# youngblood - from chi-town, il



## Guest (Sep 27, 2009)




----------



## pawel (Oct 2, 2007)

Welcome hope you love chicago, its a great city.


----------



## Guest (Sep 27, 2009)

... I will see. Just started here.
As soon as the snow is here, I feel much better.


----------



## Guest (Sep 28, 2009)

Hi mate, looking great on stills. Welcome aboard and also new here


----------



## wrathfuldeity (Oct 5, 2007)

chi is great for blues....mmmaybe not for snowboarding.


----------



## pawel (Oct 2, 2007)

wrathfuldeity said:


> chi is great for blues....mmmaybe not for snowboarding.

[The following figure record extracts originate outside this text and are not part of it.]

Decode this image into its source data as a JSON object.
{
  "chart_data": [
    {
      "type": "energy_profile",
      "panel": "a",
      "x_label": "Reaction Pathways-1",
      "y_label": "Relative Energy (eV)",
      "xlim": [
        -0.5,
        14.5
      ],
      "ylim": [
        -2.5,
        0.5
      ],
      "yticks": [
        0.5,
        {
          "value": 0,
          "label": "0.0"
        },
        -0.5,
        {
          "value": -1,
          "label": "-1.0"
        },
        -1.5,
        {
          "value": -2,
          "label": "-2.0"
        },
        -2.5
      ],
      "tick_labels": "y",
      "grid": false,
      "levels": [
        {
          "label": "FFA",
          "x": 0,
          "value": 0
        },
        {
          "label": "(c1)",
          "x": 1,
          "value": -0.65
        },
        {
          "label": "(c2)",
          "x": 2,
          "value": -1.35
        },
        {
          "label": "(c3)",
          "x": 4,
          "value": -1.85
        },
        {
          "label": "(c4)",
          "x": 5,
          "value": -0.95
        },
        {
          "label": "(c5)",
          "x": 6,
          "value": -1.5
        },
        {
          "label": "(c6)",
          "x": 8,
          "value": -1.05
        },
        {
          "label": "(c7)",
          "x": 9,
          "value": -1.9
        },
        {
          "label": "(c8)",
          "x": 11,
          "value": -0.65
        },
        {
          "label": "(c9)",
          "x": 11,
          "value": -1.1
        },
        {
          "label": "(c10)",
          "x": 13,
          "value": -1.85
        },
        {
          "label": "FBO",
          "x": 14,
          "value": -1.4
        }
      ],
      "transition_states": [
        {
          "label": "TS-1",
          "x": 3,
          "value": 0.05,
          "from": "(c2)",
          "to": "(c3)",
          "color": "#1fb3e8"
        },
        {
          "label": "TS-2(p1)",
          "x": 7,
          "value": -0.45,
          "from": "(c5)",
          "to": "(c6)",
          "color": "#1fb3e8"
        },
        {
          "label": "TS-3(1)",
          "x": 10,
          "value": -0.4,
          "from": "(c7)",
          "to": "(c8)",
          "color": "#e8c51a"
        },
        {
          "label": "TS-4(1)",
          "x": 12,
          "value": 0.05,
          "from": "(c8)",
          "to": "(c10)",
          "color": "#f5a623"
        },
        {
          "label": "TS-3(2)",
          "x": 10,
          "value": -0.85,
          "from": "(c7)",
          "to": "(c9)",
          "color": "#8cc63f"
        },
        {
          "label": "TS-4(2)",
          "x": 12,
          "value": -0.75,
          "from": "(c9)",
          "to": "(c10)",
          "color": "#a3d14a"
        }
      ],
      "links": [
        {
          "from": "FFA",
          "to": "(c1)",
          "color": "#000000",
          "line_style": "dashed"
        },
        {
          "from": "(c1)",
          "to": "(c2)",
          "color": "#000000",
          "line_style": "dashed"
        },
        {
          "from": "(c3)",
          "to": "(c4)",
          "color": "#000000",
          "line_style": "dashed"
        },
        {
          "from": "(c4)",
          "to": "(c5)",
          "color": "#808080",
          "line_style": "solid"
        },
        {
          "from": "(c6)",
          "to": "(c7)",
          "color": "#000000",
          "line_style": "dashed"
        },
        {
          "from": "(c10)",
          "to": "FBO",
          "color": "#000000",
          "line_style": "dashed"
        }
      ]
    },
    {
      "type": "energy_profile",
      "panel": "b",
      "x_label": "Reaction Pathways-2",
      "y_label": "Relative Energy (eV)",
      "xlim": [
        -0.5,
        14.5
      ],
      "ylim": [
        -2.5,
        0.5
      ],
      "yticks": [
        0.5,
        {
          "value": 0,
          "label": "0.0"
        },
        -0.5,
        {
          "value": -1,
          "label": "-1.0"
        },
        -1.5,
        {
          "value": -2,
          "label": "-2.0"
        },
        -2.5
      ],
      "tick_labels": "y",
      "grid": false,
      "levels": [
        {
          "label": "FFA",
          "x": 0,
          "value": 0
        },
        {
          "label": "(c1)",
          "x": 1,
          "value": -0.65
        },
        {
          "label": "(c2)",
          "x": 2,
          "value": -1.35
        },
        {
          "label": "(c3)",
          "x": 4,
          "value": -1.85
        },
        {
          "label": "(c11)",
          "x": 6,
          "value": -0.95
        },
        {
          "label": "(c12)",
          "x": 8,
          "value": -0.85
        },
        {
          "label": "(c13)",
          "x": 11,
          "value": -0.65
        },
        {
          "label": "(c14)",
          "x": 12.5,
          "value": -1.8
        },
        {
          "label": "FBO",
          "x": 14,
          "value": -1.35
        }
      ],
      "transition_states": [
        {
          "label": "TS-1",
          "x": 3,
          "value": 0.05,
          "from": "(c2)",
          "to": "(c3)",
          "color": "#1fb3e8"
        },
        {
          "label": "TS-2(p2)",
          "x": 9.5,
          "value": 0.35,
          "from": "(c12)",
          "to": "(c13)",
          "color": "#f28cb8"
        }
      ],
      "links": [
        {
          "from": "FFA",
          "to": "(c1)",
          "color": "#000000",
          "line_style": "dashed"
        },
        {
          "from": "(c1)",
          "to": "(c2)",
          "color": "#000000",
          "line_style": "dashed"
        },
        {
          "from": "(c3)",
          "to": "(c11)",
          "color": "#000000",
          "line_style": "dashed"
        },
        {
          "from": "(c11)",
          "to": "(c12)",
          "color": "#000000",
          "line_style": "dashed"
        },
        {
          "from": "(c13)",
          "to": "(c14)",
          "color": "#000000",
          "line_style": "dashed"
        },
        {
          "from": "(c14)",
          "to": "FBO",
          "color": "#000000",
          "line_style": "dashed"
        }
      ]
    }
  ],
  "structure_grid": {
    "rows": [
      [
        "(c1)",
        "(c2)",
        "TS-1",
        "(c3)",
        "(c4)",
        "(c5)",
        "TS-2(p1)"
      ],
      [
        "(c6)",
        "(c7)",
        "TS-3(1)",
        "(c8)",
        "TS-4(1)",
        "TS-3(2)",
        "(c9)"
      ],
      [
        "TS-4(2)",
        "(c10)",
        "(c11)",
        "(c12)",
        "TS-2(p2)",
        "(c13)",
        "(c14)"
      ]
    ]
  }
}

haha definitely not for snowboarding


----------



## Cr0_Reps_Smit (Jun 27, 2009)

^ i actually found out awhile ago that its called the windy city not because its super windy there but because it use to be a big area for politicians or something like that and they had very "long winded" speeches. just a tid bit of information ha


----------



## Guest (Sep 29, 2009)

... thx to all.
This is making a smile on my face after a long hard-working day.

Maybe, I will find someone in this area to have good times here.

And it's also possible to take a plane to Vancouver, Jackson Hole or Colorado.


----------